(266g) Development And Optimization Of Electrospun Poly Lactic Acid Fibers Containing Multi-Walled Carbon Nanotubes For Tissue Engineering

This research focuses on the creation of advanced tissue scaffolds (non-woven fibrous mats) to provide a functional three dimensional substrate, with enhanced properties to direct human mesenchymal stem cells (hMSC) down the osteogenic lineage. The tissue scaffolds are nanocomposite fibrous mats incorporating multi-walled carbon nanotubes (MWNT) into polymeric matrices of poly (lactic acid). Tissue scaffolds were developed through the electrospinning process, which creates a non-woven fibrous construct of high permeability and proper mechanical integrity similar to the scale of the extra-cellular matrix of cells. Tissue scaffold fabrication was optimized by varying levels of MWNT and the dispersing agent in organic solutions of the indicated polymers. Various ratios of MWNT and surfactant concentrations were sonicated to break apart the van der waals forces agglomerating the MWNT, affording homogeneous dispersions in organic solutions without MWNT functionalization. The parameters of the electrospinning process were optimized through investigation of the rheological behavior of composite solutions and SEM analysis of the fabricated scaffolds.

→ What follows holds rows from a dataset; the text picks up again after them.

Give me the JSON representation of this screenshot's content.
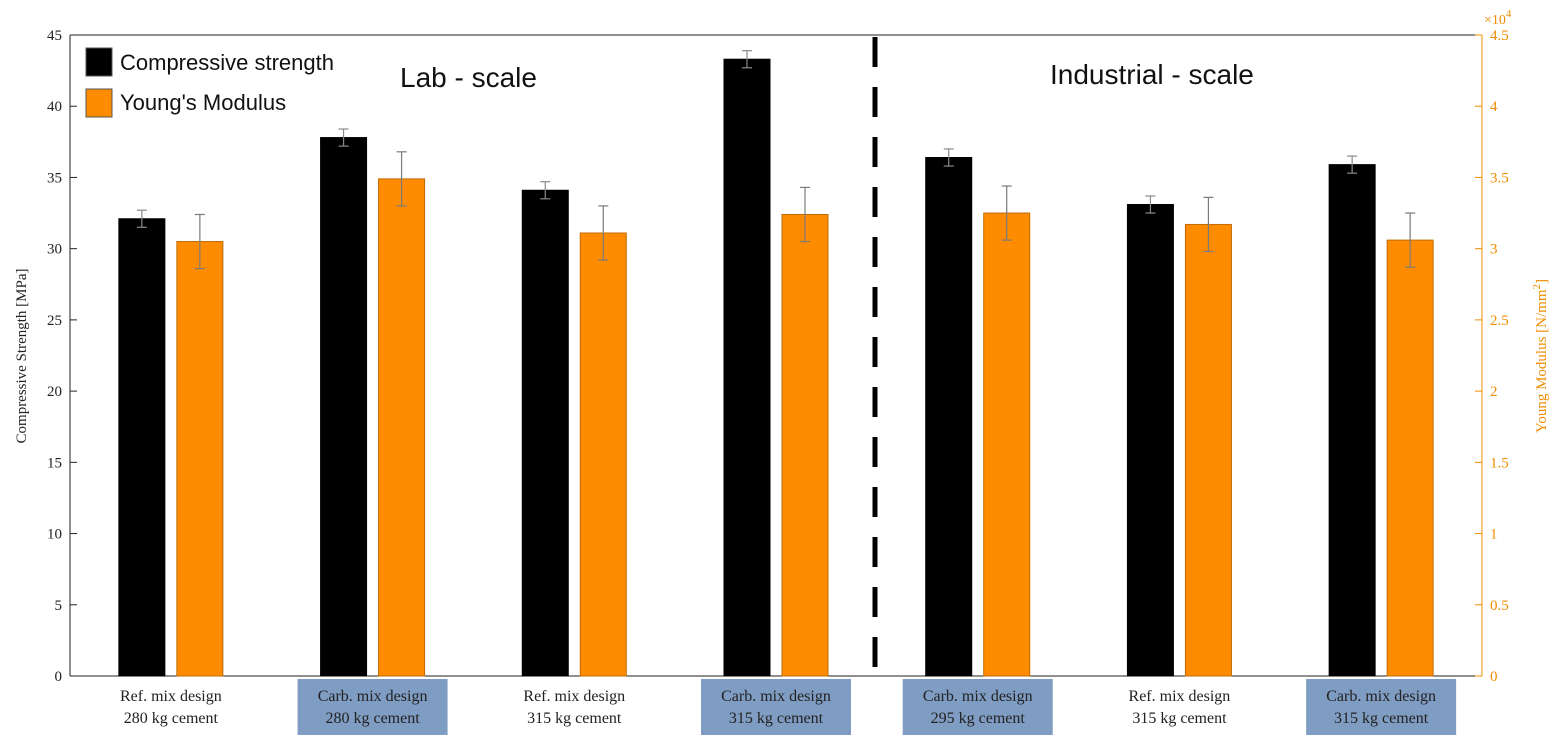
{
  "chart_data": {
    "type": "bar",
    "categories": [
      {
        "line1": "Ref. mix design",
        "line2": "280 kg cement",
        "highlight": false
      },
      {
        "line1": "Carb. mix design",
        "line2": "280 kg cement",
        "highlight": true
      },
      {
        "line1": "Ref. mix design",
        "line2": "315 kg cement",
        "highlight": false
      },
      {
        "line1": "Carb. mix design",
        "line2": "315 kg cement",
        "highlight": true
      },
      {
        "line1": "Carb. mix design",
        "line2": "295 kg cement",
        "highlight": true
      },
      {
        "line1": "Ref. mix design",
        "line2": "315 kg cement",
        "highlight": false
      },
      {
        "line1": "Carb. mix design",
        "line2": "315 kg cement",
        "highlight": true
      }
    ],
    "series": [
      {
        "name": "Compressive strength",
        "axis": "left",
        "color": "#000000",
        "values": [
          32.1,
          37.8,
          34.1,
          43.3,
          36.4,
          33.1,
          35.9
        ],
        "errors": [
          0.6,
          0.6,
          0.6,
          0.6,
          0.6,
          0.6,
          0.6
        ]
      },
      {
        "name": "Young's Modulus",
        "axis": "right",
        "color": "#ff8c00",
        "values": [
          30500,
          34900,
          31100,
          32400,
          32500,
          31700,
          30600
        ],
        "errors": [
          1900,
          1900,
          1900,
          1900,
          1900,
          1900,
          1900
        ]
      }
    ],
    "ylabel_left": "Compressive Strength [MPa]",
    "ylabel_right": "Young Modulus [N/mm",
    "ylabel_right_sup": "2",
    "ylabel_right_end": "]",
    "ylim_left": [
      0,
      45
    ],
    "ylim_right": [
      0,
      45000
    ],
    "yticks_left": [
      0,
      5,
      10,
      15,
      20,
      25,
      30,
      35,
      40,
      45
    ],
    "yticks_right": [
      "0",
      "0.5",
      "1",
      "1.5",
      "2",
      "2.5",
      "3",
      "3.5",
      "4",
      "4.5"
    ],
    "right_multiplier": "×10",
    "right_multiplier_exp": "4",
    "regions": [
      {
        "label": "Lab - scale"
      },
      {
        "label": "Industrial - scale"
      }
    ],
    "divider_after_category": 4,
    "legend_placement": "top-left",
    "grid": false,
    "colors": {
      "left_axis": "#222222",
      "right_axis": "#f08c00",
      "highlight_bg": "#7f9cc2"
    }
  }
}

Characterization of the tissue scaffolds included image analysis, tensile tests, and conductivity measurements to demonstrate enhanced properties and preferred morphologies. With increased loading levels of MWNT, the mechanical and electrical properties of the composites increased significantly when compared to the neat polymeric scaffolds. The composite tissue scaffolds were also implemented in viability studies with hMSC's. Results showed increased cell viability with nanocomposite scaffolds. Future work will focus on the use of the scaffolds in functional tissue engineering scenarios, with the application of pulsed electromagnetic fields (PEMF) across the fabricated scaffolds.